Combattere la stanchezza primaverile

Sembra un paradosso. In primavera tutto torna alla vita, ma proprio durante questo periodo ci sentiamo terribilmente stanchi. L'affaticamento primaverile ci tiene completamente sotto controllo.

Cause

Il periodo di transizione tra l'inverno e la primavera fa sì che molte persone si adattino al clima che cambia. La temperatura interna del nostro corpo è più bassa in inverno che in estate. Se la temperatuta si alza, il corpo ha bisogno di un certo tempo per adattarsi. Durante questo processo, i vasi sanguigni si dilatano, causando la caduta della pressione sanguigna. Il risultato: stanchezza e mancanza di concentrazione. Nel caso di temperature fortemente variabili, questo fenomeno può verificarsi anche più volte in successione.

Inoltre, la concentrazione di melatonina, (l'ormone del sonno), è molto alta dopo un lungo inverno mentre i depositi dell'ormone dell'attività sono vuoti.

Chi è particolarmente colpito?

Ci sono alcuni soggetti che sono più sensibili all'affaticamento primaverile, con una media di circa un terzo delle persone. Estremamente vulnerabili sono le persone con pressione sanguigna bassa, donne, adolescenti e persone sensibili al tempo metereologico.

Consigli per affrontare l'affaticamento primaverile

L'adattamento deve avvenire attraverso il nostro organismo, ma possiamo supportarlo con alcuni semplici comportamenti.

Sport

Lo sforzo fisico fa bene alla pressione sanguigna. In primavera bisognerebbe sfruttare ogni opportunità di movimento. Invece di prendere il tram potremmo camminare o andare in bicicletta.

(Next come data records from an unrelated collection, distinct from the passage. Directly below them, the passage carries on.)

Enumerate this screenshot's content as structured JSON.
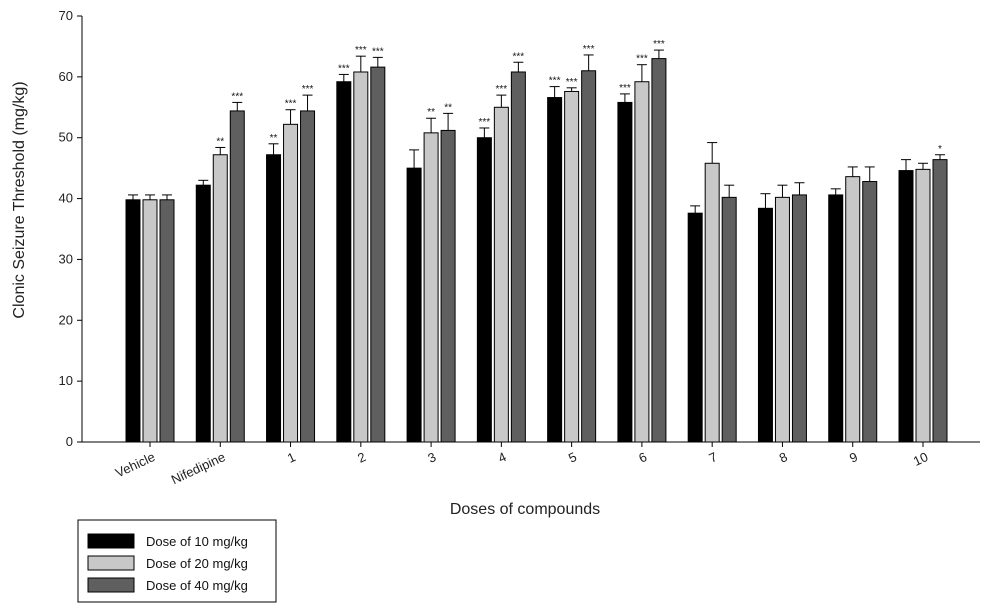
{
  "chart_data": {
    "type": "bar",
    "xlabel": "Doses of compounds",
    "ylabel": "Clonic Seizure Threshold (mg/kg)",
    "ylim": [
      0,
      70
    ],
    "yticks": [
      0,
      10,
      20,
      30,
      40,
      50,
      60,
      70
    ],
    "grid": false,
    "legend_position": "bottom-left",
    "categories": [
      "Vehicle",
      "Nifedipine",
      "1",
      "2",
      "3",
      "4",
      "5",
      "6",
      "7",
      "8",
      "9",
      "10"
    ],
    "series": [
      {
        "name": "Dose of 10 mg/kg",
        "color": "#000000",
        "values": [
          39.8,
          42.2,
          47.2,
          59.2,
          45.0,
          50.0,
          56.6,
          55.8,
          37.6,
          38.4,
          40.6,
          44.6
        ],
        "errors": [
          0.8,
          0.8,
          1.8,
          1.2,
          3.0,
          1.6,
          1.8,
          1.4,
          1.2,
          2.4,
          1.0,
          1.8
        ],
        "significance": [
          "",
          "",
          "**",
          "***",
          "",
          "***",
          "***",
          "***",
          "",
          "",
          "",
          ""
        ]
      },
      {
        "name": "Dose of 20 mg/kg",
        "color": "#c8c8c8",
        "values": [
          39.8,
          47.2,
          52.2,
          60.8,
          50.8,
          55.0,
          57.6,
          59.2,
          45.8,
          40.2,
          43.6,
          44.8
        ],
        "errors": [
          0.8,
          1.2,
          2.4,
          2.6,
          2.4,
          2.0,
          0.6,
          2.8,
          3.4,
          2.0,
          1.6,
          1.0
        ],
        "significance": [
          "",
          "**",
          "***",
          "***",
          "**",
          "***",
          "***",
          "***",
          "",
          "",
          "",
          ""
        ]
      },
      {
        "name": "Dose of 40 mg/kg",
        "color": "#5f5f5f",
        "values": [
          39.8,
          54.4,
          54.4,
          61.6,
          51.2,
          60.8,
          61.0,
          63.0,
          40.2,
          40.6,
          42.8,
          46.4
        ],
        "errors": [
          0.8,
          1.4,
          2.6,
          1.6,
          2.8,
          1.6,
          2.6,
          1.4,
          2.0,
          2.0,
          2.4,
          0.8
        ],
        "significance": [
          "",
          "***",
          "***",
          "***",
          "**",
          "***",
          "***",
          "***",
          "",
          "",
          "",
          "*"
        ]
      }
    ]
  }
}
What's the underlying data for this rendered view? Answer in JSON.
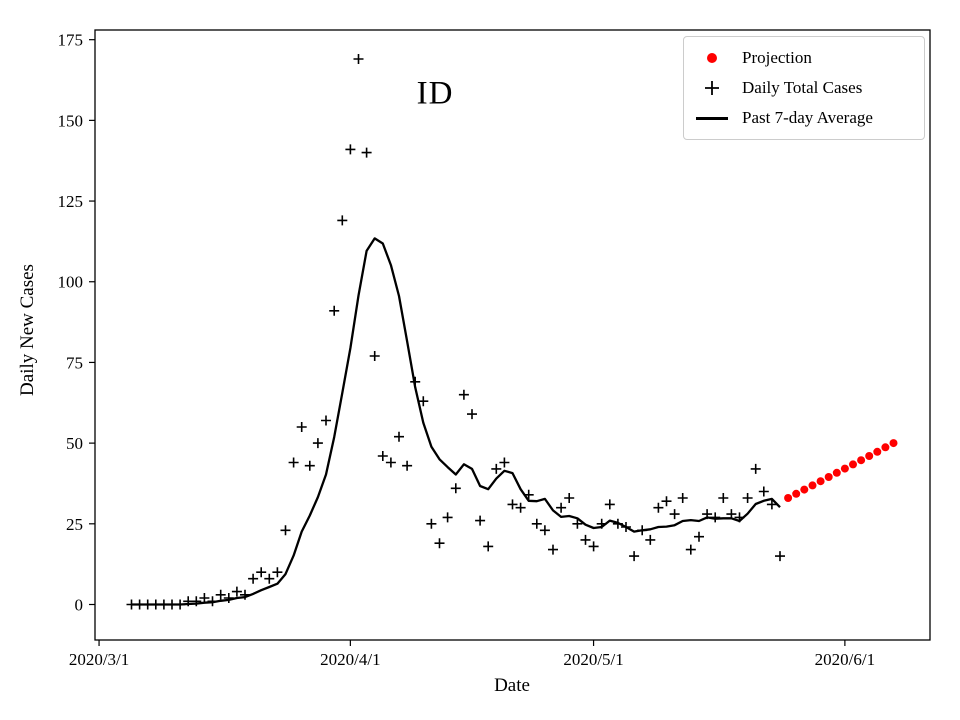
{
  "figure": {
    "title": "ID",
    "xlabel": "Date",
    "ylabel": "Daily New Cases",
    "background": "#ffffff"
  },
  "legend": {
    "position": "upper right",
    "items": [
      {
        "label": "Projection",
        "marker": "dot",
        "color": "#ff0000"
      },
      {
        "label": "Daily Total Cases",
        "marker": "plus",
        "color": "#000000"
      },
      {
        "label": "Past 7-day Average",
        "marker": "line",
        "color": "#000000"
      }
    ]
  },
  "chart_data": {
    "type": "scatter+line",
    "title": "ID",
    "xlabel": "Date",
    "ylabel": "Daily New Cases",
    "grid": false,
    "start_date": "2020/3/1",
    "xlim_day_offsets": [
      -0.5,
      102.5
    ],
    "ylim": [
      -11,
      178
    ],
    "x_ticks": [
      {
        "day_offset": 0,
        "label": "2020/3/1"
      },
      {
        "day_offset": 31,
        "label": "2020/4/1"
      },
      {
        "day_offset": 61,
        "label": "2020/5/1"
      },
      {
        "day_offset": 92,
        "label": "2020/6/1"
      }
    ],
    "y_ticks": [
      0,
      25,
      50,
      75,
      100,
      125,
      150,
      175
    ],
    "colors": {
      "frame": "#000000",
      "daily_total_cases": "#000000",
      "past_7day_average": "#000000",
      "projection": "#ff0000"
    },
    "daily_total_cases": {
      "name": "Daily Total Cases",
      "date_range": [
        "2020/3/5",
        "2020/5/24"
      ],
      "day_offsets": [
        4,
        5,
        6,
        7,
        8,
        9,
        10,
        11,
        12,
        13,
        14,
        15,
        16,
        17,
        18,
        19,
        20,
        21,
        22,
        23,
        24,
        25,
        26,
        27,
        28,
        29,
        30,
        31,
        32,
        33,
        34,
        35,
        36,
        37,
        38,
        39,
        40,
        41,
        42,
        43,
        44,
        45,
        46,
        47,
        48,
        49,
        50,
        51,
        52,
        53,
        54,
        55,
        56,
        57,
        58,
        59,
        60,
        61,
        62,
        63,
        64,
        65,
        66,
        67,
        68,
        69,
        70,
        71,
        72,
        73,
        74,
        75,
        76,
        77,
        78,
        79,
        80,
        81,
        82,
        83,
        84
      ],
      "values": [
        0,
        0,
        0,
        0,
        0,
        0,
        0,
        1,
        1,
        2,
        1,
        3,
        2,
        4,
        3,
        8,
        10,
        8,
        10,
        23,
        44,
        55,
        43,
        50,
        57,
        91,
        119,
        141,
        169,
        140,
        77,
        46,
        44,
        52,
        43,
        69,
        63,
        25,
        19,
        27,
        36,
        65,
        59,
        26,
        18,
        42,
        44,
        31,
        30,
        34,
        25,
        23,
        17,
        30,
        33,
        25,
        20,
        18,
        25,
        31,
        25,
        24,
        15,
        23,
        20,
        30,
        32,
        28,
        33,
        17,
        21,
        28,
        27,
        33,
        28,
        27,
        33,
        42,
        35,
        31,
        15
      ]
    },
    "past_7day_average": {
      "name": "Past 7-day Average",
      "derived_from": "daily_total_cases",
      "window": 7,
      "peak_value_approx": 113
    },
    "projection": {
      "name": "Projection",
      "date_range": [
        "2020/5/25",
        "2020/6/7"
      ],
      "day_offsets": [
        85,
        86,
        87,
        88,
        89,
        90,
        91,
        92,
        93,
        94,
        95,
        96,
        97,
        98
      ],
      "values": [
        33.0,
        34.3,
        35.6,
        36.9,
        38.2,
        39.5,
        40.8,
        42.1,
        43.4,
        44.7,
        46.0,
        47.3,
        48.7,
        50.0
      ]
    }
  }
}
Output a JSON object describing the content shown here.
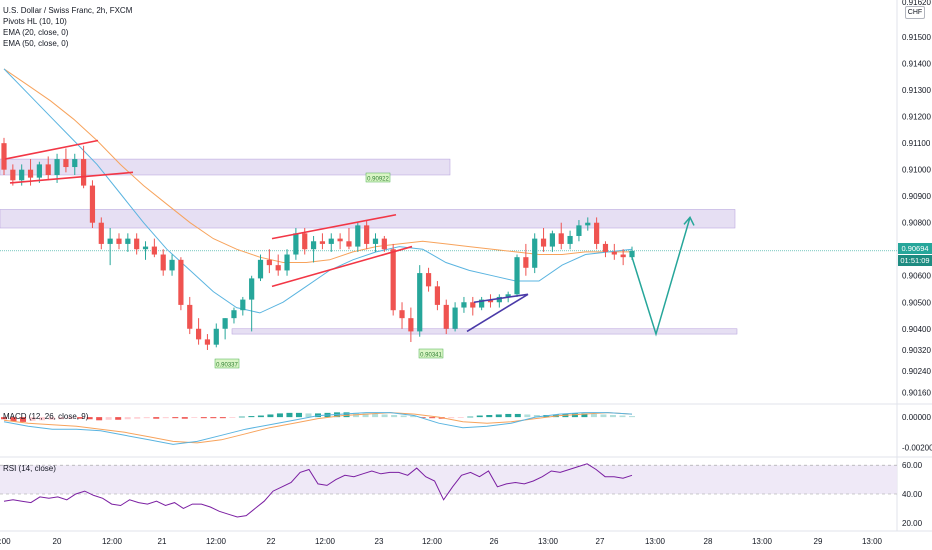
{
  "legend": {
    "title": "U.S. Dollar / Swiss Franc, 2h, FXCM",
    "pivots": "Pivots HL (10, 10)",
    "ema20": "EMA (20, close, 0)",
    "ema50": "EMA (50, close, 0)",
    "macd": "MACD (12, 26, close, 9)",
    "rsi": "RSI (14, close)"
  },
  "price_scale": {
    "currency": "CHF",
    "current_price": "0.90694",
    "countdown": "01:51:09",
    "top_partial": "0.91620"
  },
  "chart_data": [
    {
      "type": "candlestick",
      "y_ticks": [
        "0.91500",
        "0.91400",
        "0.91300",
        "0.91200",
        "0.91100",
        "0.91000",
        "0.90900",
        "0.90800",
        "0.90600",
        "0.90500",
        "0.90400",
        "0.90320",
        "0.90240",
        "0.90160"
      ],
      "y_range": [
        0.9012,
        0.9164
      ],
      "x_ticks": [
        ":00",
        "20",
        "12:00",
        "21",
        "12:00",
        "22",
        "12:00",
        "23",
        "12:00",
        "26",
        "13:00",
        "27",
        "13:00",
        "28",
        "13:00",
        "29",
        "13:00"
      ],
      "pivot_labels": {
        "high": "0.90922",
        "low_1": "0.90337",
        "low_2": "0.90341"
      },
      "ohlc": [
        [
          0.911,
          0.9112,
          0.9098,
          0.91
        ],
        [
          0.91,
          0.9102,
          0.9094,
          0.9096
        ],
        [
          0.9096,
          0.9102,
          0.9094,
          0.91
        ],
        [
          0.91,
          0.9104,
          0.9094,
          0.9097
        ],
        [
          0.9097,
          0.9103,
          0.9095,
          0.9102
        ],
        [
          0.9102,
          0.9105,
          0.9096,
          0.9098
        ],
        [
          0.9098,
          0.9106,
          0.9095,
          0.9104
        ],
        [
          0.9104,
          0.9108,
          0.9099,
          0.9101
        ],
        [
          0.9101,
          0.9106,
          0.9098,
          0.9104
        ],
        [
          0.9104,
          0.9109,
          0.9093,
          0.9094
        ],
        [
          0.9094,
          0.9096,
          0.9078,
          0.908
        ],
        [
          0.908,
          0.9082,
          0.907,
          0.9072
        ],
        [
          0.9072,
          0.9078,
          0.9064,
          0.9074
        ],
        [
          0.9074,
          0.9076,
          0.907,
          0.9072
        ],
        [
          0.9072,
          0.9076,
          0.9069,
          0.9074
        ],
        [
          0.9074,
          0.9076,
          0.9068,
          0.907
        ],
        [
          0.907,
          0.9073,
          0.9066,
          0.9071
        ],
        [
          0.9071,
          0.9074,
          0.9067,
          0.9068
        ],
        [
          0.9068,
          0.907,
          0.906,
          0.9062
        ],
        [
          0.9062,
          0.9068,
          0.906,
          0.9066
        ],
        [
          0.9066,
          0.9067,
          0.9047,
          0.9049
        ],
        [
          0.9049,
          0.9052,
          0.9038,
          0.904
        ],
        [
          0.904,
          0.9044,
          0.9034,
          0.9036
        ],
        [
          0.9036,
          0.9038,
          0.9032,
          0.9034
        ],
        [
          0.9034,
          0.9042,
          0.9033,
          0.904
        ],
        [
          0.904,
          0.9044,
          0.9036,
          0.9044
        ],
        [
          0.9044,
          0.9048,
          0.9042,
          0.9047
        ],
        [
          0.9047,
          0.9052,
          0.9045,
          0.9051
        ],
        [
          0.9051,
          0.906,
          0.9039,
          0.9059
        ],
        [
          0.9059,
          0.9068,
          0.9058,
          0.9066
        ],
        [
          0.9066,
          0.907,
          0.9061,
          0.9064
        ],
        [
          0.9064,
          0.9068,
          0.906,
          0.9062
        ],
        [
          0.9062,
          0.907,
          0.906,
          0.9068
        ],
        [
          0.9068,
          0.9078,
          0.9066,
          0.9076
        ],
        [
          0.9076,
          0.9078,
          0.9068,
          0.907
        ],
        [
          0.907,
          0.9075,
          0.9065,
          0.9073
        ],
        [
          0.9073,
          0.9076,
          0.907,
          0.9072
        ],
        [
          0.9072,
          0.9076,
          0.9069,
          0.9074
        ],
        [
          0.9074,
          0.9076,
          0.907,
          0.9073
        ],
        [
          0.9073,
          0.9078,
          0.907,
          0.9071
        ],
        [
          0.9071,
          0.908,
          0.9069,
          0.9079
        ],
        [
          0.9079,
          0.9081,
          0.907,
          0.9072
        ],
        [
          0.9072,
          0.9076,
          0.9069,
          0.9074
        ],
        [
          0.9074,
          0.9075,
          0.9069,
          0.907
        ],
        [
          0.907,
          0.9072,
          0.9045,
          0.9047
        ],
        [
          0.9047,
          0.905,
          0.904,
          0.9044
        ],
        [
          0.9044,
          0.9048,
          0.9035,
          0.9039
        ],
        [
          0.9039,
          0.9064,
          0.9037,
          0.9061
        ],
        [
          0.9061,
          0.9063,
          0.9054,
          0.9056
        ],
        [
          0.9056,
          0.9058,
          0.9047,
          0.9049
        ],
        [
          0.9049,
          0.9051,
          0.9038,
          0.904
        ],
        [
          0.904,
          0.905,
          0.9039,
          0.9048
        ],
        [
          0.9048,
          0.9052,
          0.9046,
          0.905
        ],
        [
          0.905,
          0.9052,
          0.9045,
          0.9048
        ],
        [
          0.9048,
          0.9052,
          0.9047,
          0.9051
        ],
        [
          0.9051,
          0.9053,
          0.9048,
          0.905
        ],
        [
          0.905,
          0.9053,
          0.9048,
          0.9052
        ],
        [
          0.9052,
          0.9054,
          0.905,
          0.9053
        ],
        [
          0.9053,
          0.9068,
          0.9052,
          0.9067
        ],
        [
          0.9067,
          0.9072,
          0.906,
          0.9063
        ],
        [
          0.9063,
          0.9076,
          0.9061,
          0.9074
        ],
        [
          0.9074,
          0.9078,
          0.9069,
          0.9071
        ],
        [
          0.9071,
          0.9077,
          0.9069,
          0.9076
        ],
        [
          0.9076,
          0.908,
          0.907,
          0.9072
        ],
        [
          0.9072,
          0.9077,
          0.907,
          0.9075
        ],
        [
          0.9075,
          0.9081,
          0.9073,
          0.9079
        ],
        [
          0.9079,
          0.9082,
          0.9077,
          0.908
        ],
        [
          0.908,
          0.9082,
          0.907,
          0.9072
        ],
        [
          0.9072,
          0.9073,
          0.9067,
          0.9069
        ],
        [
          0.9069,
          0.9072,
          0.9066,
          0.9068
        ],
        [
          0.9068,
          0.907,
          0.9064,
          0.9067
        ],
        [
          0.9067,
          0.9071,
          0.9066,
          0.90694
        ]
      ],
      "ema20": [
        0.9138,
        0.9129,
        0.912,
        0.9111,
        0.9102,
        0.9091,
        0.908,
        0.907,
        0.9062,
        0.9054,
        0.9048,
        0.9046,
        0.905,
        0.9056,
        0.9062,
        0.9066,
        0.9069,
        0.9071,
        0.907,
        0.9065,
        0.9062,
        0.906,
        0.9058,
        0.9058,
        0.9064,
        0.9068,
        0.9069,
        0.907
      ],
      "ema50": [
        0.9138,
        0.9132,
        0.9126,
        0.9119,
        0.9111,
        0.9102,
        0.9094,
        0.9087,
        0.908,
        0.9074,
        0.907,
        0.9067,
        0.9065,
        0.9065,
        0.9066,
        0.9069,
        0.9071,
        0.9072,
        0.9073,
        0.9072,
        0.9071,
        0.907,
        0.9069,
        0.9068,
        0.9068,
        0.9069,
        0.9069,
        0.9069
      ],
      "zones": [
        [
          0.9104,
          0.9098
        ],
        [
          0.9085,
          0.9078
        ],
        [
          0.904,
          0.9038
        ]
      ],
      "projection": [
        0.90694,
        0.9038,
        0.9082
      ]
    },
    {
      "type": "histogram",
      "name": "MACD (12, 26, close, 9)",
      "y_ticks": [
        "0.00000",
        "-0.00200"
      ],
      "histogram": [
        -4,
        -8,
        -9,
        -7,
        -6,
        -5,
        -4,
        -3,
        -3,
        -4,
        -6,
        -5,
        -5,
        -4,
        -3,
        -2,
        -3,
        -2,
        -2,
        -3,
        -1,
        -2,
        -2,
        -2,
        -1,
        1,
        2,
        3,
        5,
        7,
        8,
        8,
        7,
        7,
        8,
        9,
        9,
        8,
        7,
        6,
        5,
        4,
        3,
        2,
        -1,
        -2,
        -3,
        -2,
        -1,
        1,
        3,
        4,
        5,
        6,
        6,
        5,
        4,
        4,
        5,
        6,
        7,
        7,
        6,
        5,
        4,
        3,
        2
      ],
      "macd_line": [
        -0.3,
        -0.6,
        -0.8,
        -0.8,
        -0.9,
        -1.2,
        -1.5,
        -1.8,
        -1.6,
        -1.2,
        -0.8,
        -0.5,
        -0.2,
        0.1,
        0.2,
        0.3,
        0.3,
        0.1,
        -0.4,
        -0.7,
        -0.6,
        -0.4,
        0.0,
        0.2,
        0.3,
        0.3,
        0.2
      ],
      "signal_line": [
        -0.2,
        -0.4,
        -0.5,
        -0.6,
        -0.8,
        -1.0,
        -1.3,
        -1.6,
        -1.7,
        -1.5,
        -1.1,
        -0.7,
        -0.4,
        -0.1,
        0.1,
        0.2,
        0.3,
        0.2,
        0.0,
        -0.3,
        -0.4,
        -0.3,
        -0.1,
        0.1,
        0.2,
        0.3,
        0.2
      ],
      "y_range": [
        -2.5,
        0.8
      ]
    },
    {
      "type": "line",
      "name": "RSI (14, close)",
      "y_ticks": [
        "60.00",
        "40.00",
        "20.00"
      ],
      "ylim": [
        15,
        65
      ],
      "band": [
        40,
        60
      ],
      "values": [
        35,
        36,
        35,
        34,
        38,
        37,
        38,
        36,
        40,
        42,
        39,
        37,
        33,
        32,
        36,
        34,
        33,
        35,
        32,
        34,
        30,
        33,
        33,
        31,
        28,
        26,
        24,
        25,
        30,
        35,
        42,
        45,
        48,
        55,
        57,
        47,
        46,
        50,
        53,
        52,
        54,
        56,
        54,
        55,
        55,
        53,
        58,
        52,
        49,
        36,
        45,
        53,
        55,
        52,
        56,
        45,
        47,
        48,
        47,
        49,
        52,
        56,
        55,
        57,
        59,
        61,
        57,
        52,
        52,
        51,
        53
      ]
    }
  ]
}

Mangiare in maniera corretta

Una dieta sana, ricca di vitamine, di frutta e di verdura fornisce al nostro cervello sostanze nutritive ottimali; questo è l'unico modo in cui può funzionare correttamente. Ananas, mele, banane e uva contengono tracce di serotonina. Anche questo aiuta.

Docce fredde

Anche se l'acqua fredda è odiata in modo assoluto, dovremmo fare la doccia passando dall'acqua fredda a quella calda e poi ancora dalla calda alla fredda, finendo sempre con l'acqua fredda. Questo porterà ad una circolazione e ad un apporto ormonale migliori.

Fatevi avvolgere dalla luce

Usciamo dalle quattro mura. Se in primavera trascorriamo più tempo possibile all'aperto, la produzione di serotonina aumenterà. Il risultato: ci sentiremo più vigili e migliori. Più luce solare abbiamo meglio è, perché anche la concentrazione di melatonina diminuirà.

Aria fresca

Fornire ossigeno all'organismo il più spesso possibile. Stare all'aria aperta fa bene al cervello ed elimina la fatica.

Pisolino

Se c'è la possibilità, facciamo un pisolino dopo il pranzo. Questo darà nuova forza. Importante: il riposino non deve durare più di 30 minuti, altrimenti il corpo produrrà nuovamente melatonina e dopo ci si sentirà ancora più stanchi!